For sure, it was just a coincidence. Don’t cha think?

On Wednesday at St. Paul’s Xcel Energy Center, Neil Diamond, 76, brought his 50th anniversary concert tour to Bob Dylan’s home state on what was Dylan’s 76th birthday. And it was 50 years ago that Diamond made his Minnesota debut in — where else? — Duluth, where Dylan was born.

Diamond and Dylan don’t often get mentioned in the same sentence even though their names and songs are certainly familiar to music lovers round the world.

Both Rock Hall of Famers now have distinctively gravelly voices, for better or worse. Both still tour and record. But otherwise they have about as much in common as their best known records from 1966 — Dylan’s landmark and hugely influential album “Blonde on Blonde” and Diamond’s cheesy “Cherry Cherry,” the second song on Wednesday’s set list.

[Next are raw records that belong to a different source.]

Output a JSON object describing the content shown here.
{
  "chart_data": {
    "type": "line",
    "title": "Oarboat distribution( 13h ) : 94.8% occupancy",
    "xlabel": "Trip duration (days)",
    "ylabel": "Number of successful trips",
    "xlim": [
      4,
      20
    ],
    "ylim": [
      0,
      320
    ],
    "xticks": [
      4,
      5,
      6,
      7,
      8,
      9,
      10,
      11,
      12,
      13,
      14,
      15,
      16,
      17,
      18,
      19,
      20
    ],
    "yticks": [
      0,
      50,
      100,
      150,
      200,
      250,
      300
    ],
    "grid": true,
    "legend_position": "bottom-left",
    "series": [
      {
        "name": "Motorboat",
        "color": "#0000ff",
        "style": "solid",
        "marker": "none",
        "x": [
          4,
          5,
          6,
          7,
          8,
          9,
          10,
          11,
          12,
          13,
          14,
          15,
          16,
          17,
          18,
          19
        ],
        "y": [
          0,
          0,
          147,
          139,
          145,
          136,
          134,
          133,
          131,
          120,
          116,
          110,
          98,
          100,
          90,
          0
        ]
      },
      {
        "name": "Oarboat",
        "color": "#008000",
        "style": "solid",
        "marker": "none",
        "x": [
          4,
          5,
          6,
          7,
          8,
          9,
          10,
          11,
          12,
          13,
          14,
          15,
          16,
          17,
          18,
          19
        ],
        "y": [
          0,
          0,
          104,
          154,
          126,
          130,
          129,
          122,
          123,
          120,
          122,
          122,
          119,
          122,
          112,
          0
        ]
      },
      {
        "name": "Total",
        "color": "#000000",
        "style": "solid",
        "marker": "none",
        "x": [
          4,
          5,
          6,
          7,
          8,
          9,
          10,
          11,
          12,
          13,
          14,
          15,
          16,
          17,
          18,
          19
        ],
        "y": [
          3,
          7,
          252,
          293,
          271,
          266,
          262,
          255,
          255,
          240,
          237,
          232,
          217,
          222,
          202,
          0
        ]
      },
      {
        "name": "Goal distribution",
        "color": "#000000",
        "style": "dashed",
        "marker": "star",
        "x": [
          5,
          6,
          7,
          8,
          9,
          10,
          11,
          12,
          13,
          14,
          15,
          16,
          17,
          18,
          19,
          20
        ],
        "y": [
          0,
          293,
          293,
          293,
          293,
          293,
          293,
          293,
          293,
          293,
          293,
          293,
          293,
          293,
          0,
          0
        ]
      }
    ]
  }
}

Diamond was in good voice: strong, clear, passionate with very little shouting and oversinging. His voice was as impressive this time as it was two years ago at X, one of the best of his 40-some shows in Minnesota.

But his energy and spirit were lacking. The Bruce Springsteen for the easy-listening set manifested no physicality on Wednesday. And that was a Twin Cities first for the veteran arena crowd-pleaser.

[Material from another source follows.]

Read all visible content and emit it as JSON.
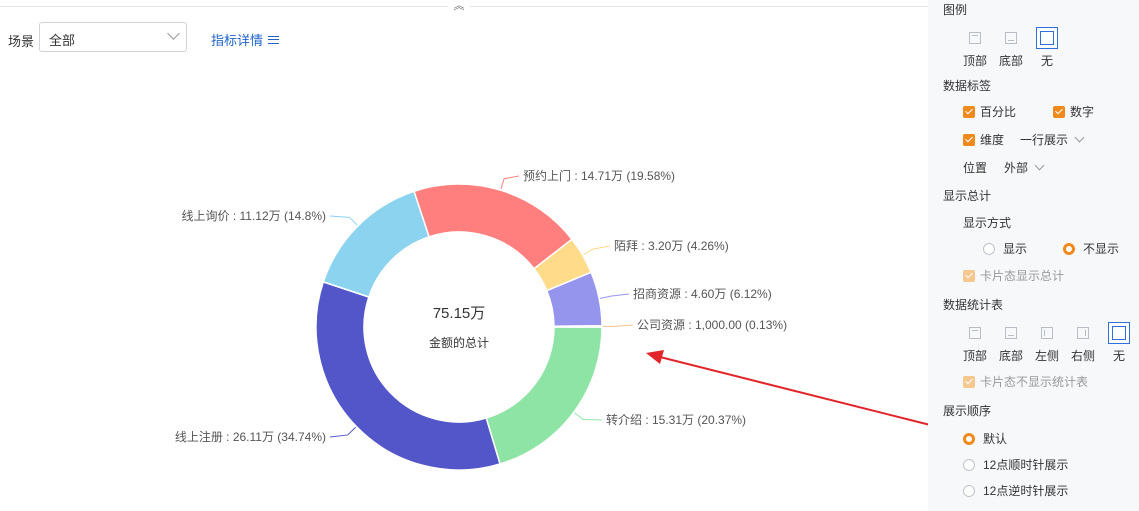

Take it from Marlee Ruane, 86, of Bloomington, who has seen every Diamond concert in the metro since 1972.

“He was barely moving, on his tip toes,” she observed. “He’s so different from two years ago. So skinny. That shirt is hanging on him.”

Yes, Mr. Forever in Skinny Jeans moved gingerly, as if he’d suddenly aged or was suffering from an injury that impinged movement. Moreover, his face broadcast a Dylanesque perma-pout.

Diamond was grimacing as he roared through the festive “Soolaimon.” He looked catatonic on 2008’s “Pretty Amazing Grace,” a happy song about late-in-life love.

During “Beautiful Noise,” he delivered the line “it makes me feel good” with a pained visage. On “I’m a Believer” (the smash he wrote for Monkees in ’67), he growled “I’m in love” with a scowl. Hard to believe that line.

Diamond summoned the passion on “Holly Holy,” which brought the 18,000 fans to their feet.

He got them to sing along to “Sweet Caroline,” the karaoke classic during which he sounded a bit froggy and lacked his usual oomph. But he did manage to finally crack a smile at song’s end.

While “Caroline” may have been a crowd favorite, the highlights in the two-hour show were when the carefully choreographed entertainer went off script. Five songs into the night, he announced that the concert was dedicated to the people of Manchester, England, without mentioning the tragic killings at Ariana Grande’s concert there. Then he delivered “Dry Your Eyes,” which was cast as a slowed-down Irish march.

Also outstanding was “You Don’t Bring Me Flowers,” during which Diamond cannily substituted Larry Klimas’ evocative saxophone for the lines that Barbra Streisand sings on the recorded version. That arrangement changed the texture but not the emotion.

There were some dubious choices in the set list including the 1976 album track “Jungle Time,” which suggested Steve Miller trying to be Bruce Springsteen. There were countless Diamond gems — “Kentucky Woman,” “Shilo,” “Hello Again” among others — that fans might have preferred. But Diamond, like Dylan, has just too many memorable songs in his repertoire.